TagLib Problems

Manfred Schwind lists at mani.de
Thu Jan 5 14:18:31 UTC 2012


Hi,

I recently looked deeper at some problems related to taglib that summed up. Most of them are due to non-standard-conform audio files that are out there.

My question is: how is the general policy for taglib in these cases? Is taglib simply ignoring non-standard-conform parts, or should it try to interpret and preserve as much information as it can?

Concrete problems I have found:

1. Sometimes strings in MP3 files are lost, e.g. lyrics. I have sample files where the USLT frame gets lost when a file is read and saved by taglib. The reason: The string is tagged with "UTF16" encoding, but has no byte order mark. Taglib just ignores that string in this case, so it is lost! Other parsers (e.g. eyeD3) just assume UTF16LE in this case.

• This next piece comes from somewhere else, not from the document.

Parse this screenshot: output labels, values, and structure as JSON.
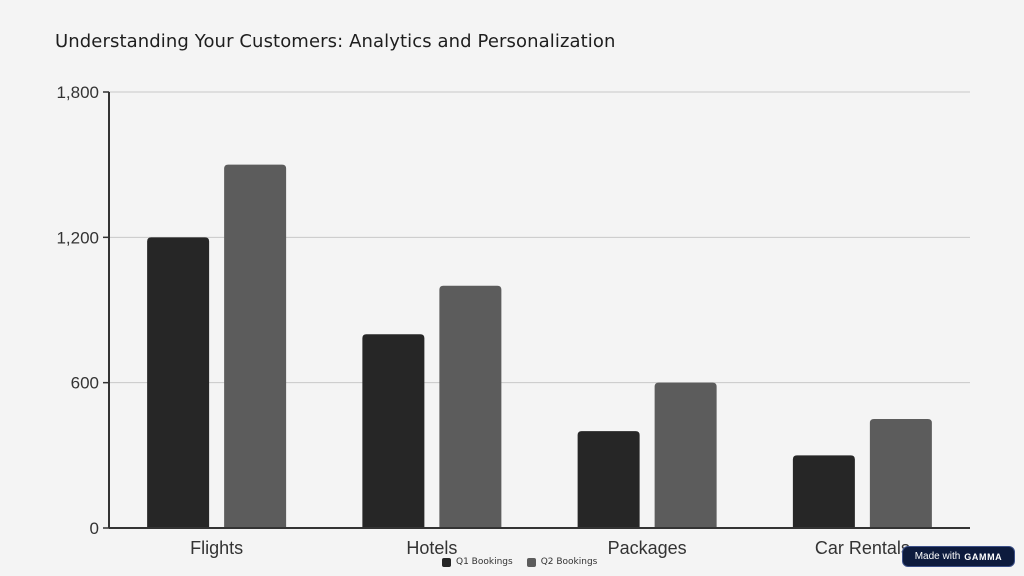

2. WFED frames (containing the Feed URL of Podcasts) in MP3 files are lost when a file is read and saved with taglib. Reason: iTunes seems to put a nullbyte at the beginning of the feed URL. Taglib can't read the URL string and therefore discards the WFED frame. The result: Podcast episodes processed with taglib suddenly show up all as separate covers in the cover flow view of iTunes, because iTunes seems to group them by the WFED frame. Before, the podcast with all its episodes was just shown as one single cover, as it should. Even worse: iTunes seems to expect this nullbyte at the beginning of the WFED URL, so to solve this problem, taglib has to ignore the nullbyte when reading the WFED frame, but it must also preserve this nullbyte when writing the WFED frame back to the file.

3. taglib sometimes loses atoms in MPEG-4 files. The reason: The atoms are organized in taglib in a TagLib::Map<String, Item> structure - but I have some files where multiple atoms with the same name are present! Mostly these are "free form atoms" with "----" as name. One effect that I saw: iTunes stores some information like bitrate mode in such an atom, so the file shows e.g. "VBR" in the bitrate information in iTunes. After being processed by taglib, this "VBR" information is gone. But it's just coincidence that _this_ "----" atom was discarded and not the other. And I don't know what that might have stored. And I don't know what else type of atoms might be affected by this problem. I think one solution might be to organize the atoms as TagLib::Map<String, TagLib::List<Item> > or something like that (I haven't tried that yet).

Have these "real world problems" any chance of being fixed in newer versions of taglib? Or do you say this is all non-standards-conform and will not be fixed in taglib?

If you need any sample files for the problems above, please contact me.

Thank you for TagLib, by the way, it's a very nice piece of software.